Understanding Immune Correlates of Protection, Part II
How can animal models be used to identify the correlates of protection for an AIDS vaccine?
Using animal models to study HIV infection and the progressive development of AIDS is an important way for researchers to analyze how the virus behaves in humans (see VAX October 2006 Primer on Understanding AIDS Vaccine Pre-clinical Development). Despite its limitations, the non-human primate model is immensely useful to researchers. Studying the related simian immunodeficiency virus (SIV) in non-human primates, typically rhesus macaques, provides important information about HIV, even though these studies involve a different virus. Many discoveries about how SIV interacts with the immune system and causes disease, a principle known as pathogenesis, in macaques have later been shown to also be true for HIV in humans. For example, the finding that HIV preferentially kills CD4+ T cells, a critical subset of immune cells, at the mucosal surfaces of the intestine or gut early in the course of infection was first observed with SIV infection in rhesus macaques (see VAX April 2006 Primer on Understanding the Early Stages of HIV Infection).

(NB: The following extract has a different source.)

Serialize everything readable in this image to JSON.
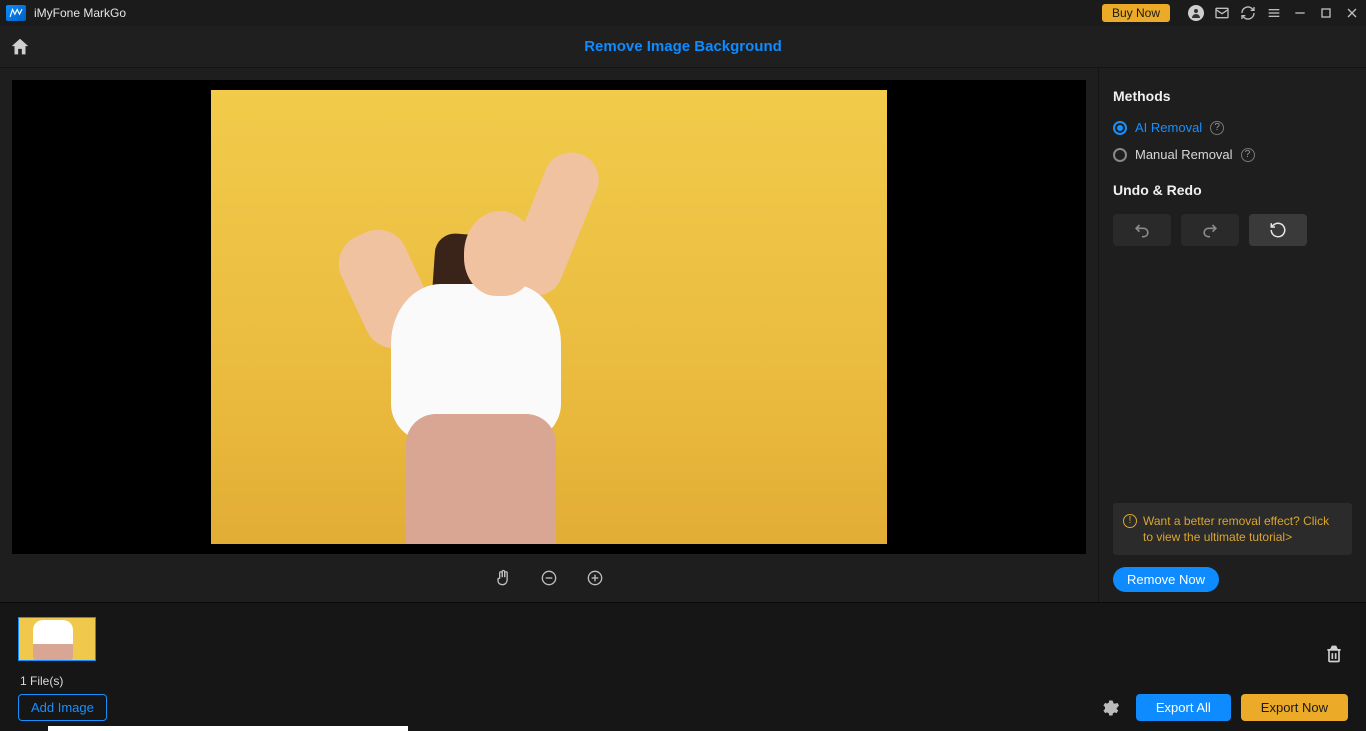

Non-human primate studies are also an important tool for researchers who are studying the immune correlates of protection so that they can design improved AIDS vaccine candidates (see VAX November 2006 Primer onUnderstanding Immune Correlates of Protection). If they can successfully identify the specific types of immune responses (antibodies, CD4+ or CD8+ T-cell responses, other natural immune responses, or some combination of these) that protect rhesus macaques from SIV infection, it will most likely provide vital clues about the types of responses that would be protective against HIV infection in humans.

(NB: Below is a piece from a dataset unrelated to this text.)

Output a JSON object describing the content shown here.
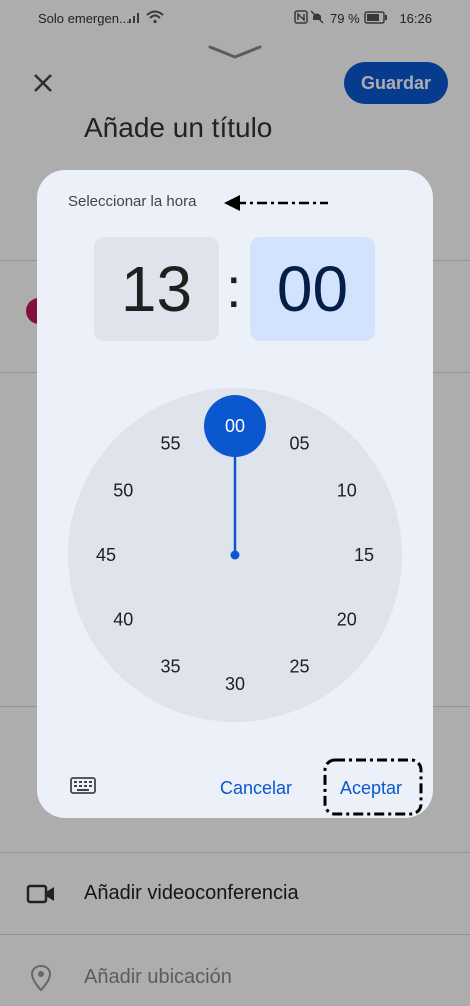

Working with non-human primates also allows researchers to conduct studies that would be impossible to do in humans. Due to safety concerns, researchers have not tested any AIDS vaccine candidates in humans that contain either a killed version of HIV or a live but weakened version of the virus. However, researchers are able to test live-attenuated SIV vaccine candidates in rhesus macaques and then try to infect or challenge them with SIV and see if they are protected. These challenge studies would never be conducted with human volunteers, but the results of these animal studies may be important in the identification of the correlates of protection.

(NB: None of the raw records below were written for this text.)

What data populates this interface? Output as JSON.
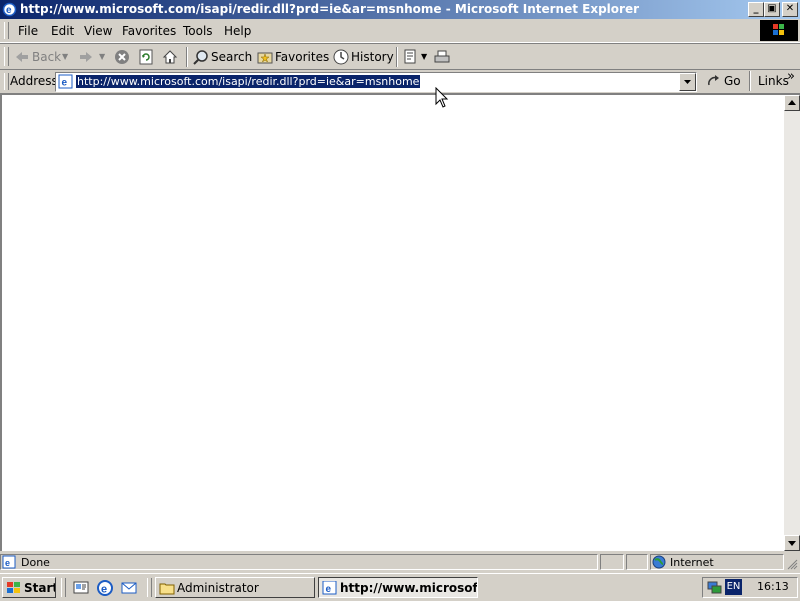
{
  "window": {
    "title": "http://www.microsoft.com/isapi/redir.dll?prd=ie&ar=msnhome - Microsoft Internet Explorer",
    "caption_buttons": {
      "minimize": "_",
      "restore": "▣",
      "close": "✕"
    }
  },
  "menubar": {
    "items": [
      "File",
      "Edit",
      "View",
      "Favorites",
      "Tools",
      "Help"
    ]
  },
  "toolbar": {
    "back_label": "Back",
    "search_label": "Search",
    "favorites_label": "Favorites",
    "history_label": "History",
    "icons": [
      "back-arrow-icon",
      "forward-arrow-icon",
      "stop-icon",
      "refresh-icon",
      "home-icon",
      "search-icon",
      "favorites-icon",
      "history-icon",
      "edit-icon",
      "print-icon"
    ]
  },
  "addressbar": {
    "label": "Address",
    "url": "http://www.microsoft.com/isapi/redir.dll?prd=ie&ar=msnhome",
    "go_label": "Go",
    "links_label": "Links",
    "links_chevron": "»"
  },
  "statusbar": {
    "status_text": "Done",
    "zone_text": "Internet"
  },
  "taskbar": {
    "start_label": "Start",
    "tasks": [
      {
        "label": "Administrator",
        "active": false
      },
      {
        "label": "http://www.microsoft....",
        "active": true
      }
    ],
    "language": "EN",
    "clock": "16:13"
  },
  "colors": {
    "titlebar_start": "#0a246a",
    "titlebar_end": "#a6caf0",
    "face": "#d4d0c8",
    "selection": "#0a246a"
  }
}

When rhesus macaques are given a live-attenuated SIV vaccine and then challenged with exactly the same viral strain, the majority of animals are protected from SIV infection. So far this is the only model where researchers have been able to induce sterilizing immunity against the virus.
This indicates that there is an immune response, or a combination of responses, which are capable of protecting macaques. Now researchers have to identify the exact immune responses that are responsible for this protection. Work in this area is ongoing and researchers, many of whom are working as part of larger scientific consortia, are now studying this question. Researchers have already identified an antibody that is directed to the envelope protein on the surface of the specific SIV strain used in these experiments. This antibody is capable of neutralizing the virus and therefore is correlated with protection, but it is still unknown if this response is actually responsible for the protection.
Researchers are also studying other immune responses induced at specific sites, like the intestine, and the genetic makeup of the macaques to see if these factors are also contributing to protection. Defining the precise correlates of protection is an incredibly difficult and time-consuming task. Since many different laboratories are working in this area, it is also important that researchers use the same tests or assays to evaluate the immune responses so that their data can be compared.
Mechanism of protection
Even after researchers identify the antibodies or cellular immune responses that correlate with protection there are still many other questions. These responses are still just correlated or associated with protection and often researchers don't know specifically how these immune responses interact with HIV. Pinpointing the precise method by which these immune molecules and cells kill the virus and block HIV infection is also an important area of research. This mechanism of protection can be particularly instructive when researchers are considering how to induce these responses with vaccination.
There are several complications with determining the mechanism of action between these immune responses and the virus. In some cases the immune responses that researchers identify as the correlate of protection may only be masking another antibody or cellular immune response that is actually the one responsible for protection. It is also possible that another genetic factor not related to the immune system provides protection.
If researchers are able to define the correlates of protection in non-human primate models, developing an AIDS vaccine candidate that can provide sterilizing immunity in humans will still be a complex process. It may be difficult to stimulate similar immune responses without using a live-attenuated AIDS vaccine candidate, and it is unlikely that this approach will ever be tested in humans.
Most of the vaccine candidates that are currently in clinical trials trigger primarily cellular immune responses and specifying the correlates of protection with these types of vaccines will be even more difficult, in both animals and humans. Some researchers think it is possible that different vaccine candidates may even stimulate different CD4+ or CD8+ T cell responses, and therefore have different correlates of protection.
Despite these challenges, working with non-human primates is still the best model available to AIDS vaccine researchers and it is likely to provide them with critical clues that will help improve the design of novel candidates.